Um especialista em doenças pulmonares do Hospital de Doenças Tropicais (HDT) acende o alerta sobre os perigos do cigarro. Quem fuma perde, em média, dez anos de vida. O médico pneumologista aponta números que assustam e desmontam a ilusão de que o hábito é apenas uma escolha pessoal. Os ganhos para a saúde começam a aparecer tão logo a pessoa abandona o vício. O tempo decorrido desde o último cigarro determina o tamanho dos benefícios clínicos. Quanto mais cedo se para, melhores os resultados. O corpo responde rápido quando liberto do contato contínuo com a fumaça e suas substâncias tóxicas. Em Palmas e no Tocantins, o tabagismo segue como problema de saúde pública. Fumantes lotam as filas de atendimento nos hospitais estaduais. Muitos desenvolvem doenças crônicas que consomem recursos públicos e impactam famílias inteiras. O HDT, que atende casos complexos de saúde respiratória, vê diariamente as consequências dessa dependência. Os alertas médicos não visam apenas assustar.
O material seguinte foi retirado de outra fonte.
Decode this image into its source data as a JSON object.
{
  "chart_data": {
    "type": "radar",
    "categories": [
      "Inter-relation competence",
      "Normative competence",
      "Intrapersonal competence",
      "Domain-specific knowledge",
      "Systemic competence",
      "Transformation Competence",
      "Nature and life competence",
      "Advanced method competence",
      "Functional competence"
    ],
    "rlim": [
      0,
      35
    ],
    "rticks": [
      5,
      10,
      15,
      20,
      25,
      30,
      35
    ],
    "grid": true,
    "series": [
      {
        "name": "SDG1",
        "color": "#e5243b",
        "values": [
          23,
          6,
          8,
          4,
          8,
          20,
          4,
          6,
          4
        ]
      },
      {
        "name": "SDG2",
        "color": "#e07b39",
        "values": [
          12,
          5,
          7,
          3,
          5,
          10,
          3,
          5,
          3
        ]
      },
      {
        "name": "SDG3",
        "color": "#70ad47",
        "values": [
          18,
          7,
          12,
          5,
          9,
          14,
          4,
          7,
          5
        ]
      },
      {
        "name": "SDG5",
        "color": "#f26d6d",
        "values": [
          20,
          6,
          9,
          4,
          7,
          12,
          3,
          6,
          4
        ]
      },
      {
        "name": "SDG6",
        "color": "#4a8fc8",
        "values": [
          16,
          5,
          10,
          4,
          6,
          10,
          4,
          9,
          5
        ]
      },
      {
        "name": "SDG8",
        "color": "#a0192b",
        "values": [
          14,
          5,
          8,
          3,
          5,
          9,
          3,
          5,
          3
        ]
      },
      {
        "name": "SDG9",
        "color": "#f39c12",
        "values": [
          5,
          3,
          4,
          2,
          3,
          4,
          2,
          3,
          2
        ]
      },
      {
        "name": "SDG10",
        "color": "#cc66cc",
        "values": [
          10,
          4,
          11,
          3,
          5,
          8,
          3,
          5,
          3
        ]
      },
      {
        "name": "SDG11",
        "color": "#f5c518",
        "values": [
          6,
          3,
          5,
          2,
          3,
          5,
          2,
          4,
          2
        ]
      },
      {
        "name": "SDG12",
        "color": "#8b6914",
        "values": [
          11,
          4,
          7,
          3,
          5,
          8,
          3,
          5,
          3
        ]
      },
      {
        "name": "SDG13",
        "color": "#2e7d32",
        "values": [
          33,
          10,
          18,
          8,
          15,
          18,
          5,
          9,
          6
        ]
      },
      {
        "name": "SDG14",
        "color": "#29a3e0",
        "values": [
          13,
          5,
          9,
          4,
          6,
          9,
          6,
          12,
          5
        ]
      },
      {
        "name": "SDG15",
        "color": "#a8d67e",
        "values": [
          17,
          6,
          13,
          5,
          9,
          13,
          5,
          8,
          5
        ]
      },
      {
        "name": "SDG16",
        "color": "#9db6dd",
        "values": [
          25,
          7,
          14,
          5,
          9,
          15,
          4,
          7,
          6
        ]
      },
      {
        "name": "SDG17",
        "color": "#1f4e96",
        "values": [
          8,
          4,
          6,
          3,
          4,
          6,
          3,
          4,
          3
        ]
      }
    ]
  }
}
Existem tratamentos eficazes e apoio profissional disponível. Programas de cessação funcionam quando o paciente se compromete. Médicos especializados orientam sobre medicações, terapias comportamentais e acompanhamento personalizado para cada pessoa que decide largar o hábito. O pneumologista do HDT reforça: parar de fumar não é capricho. É investimento direto em longevidade e qualidade de vida. Cada dia sem cigarro é um passo para recuperar anos que o tabagismo tira. Tocantinenses que buscam essa mudança encontram suporte nas instituições de saúde do estado.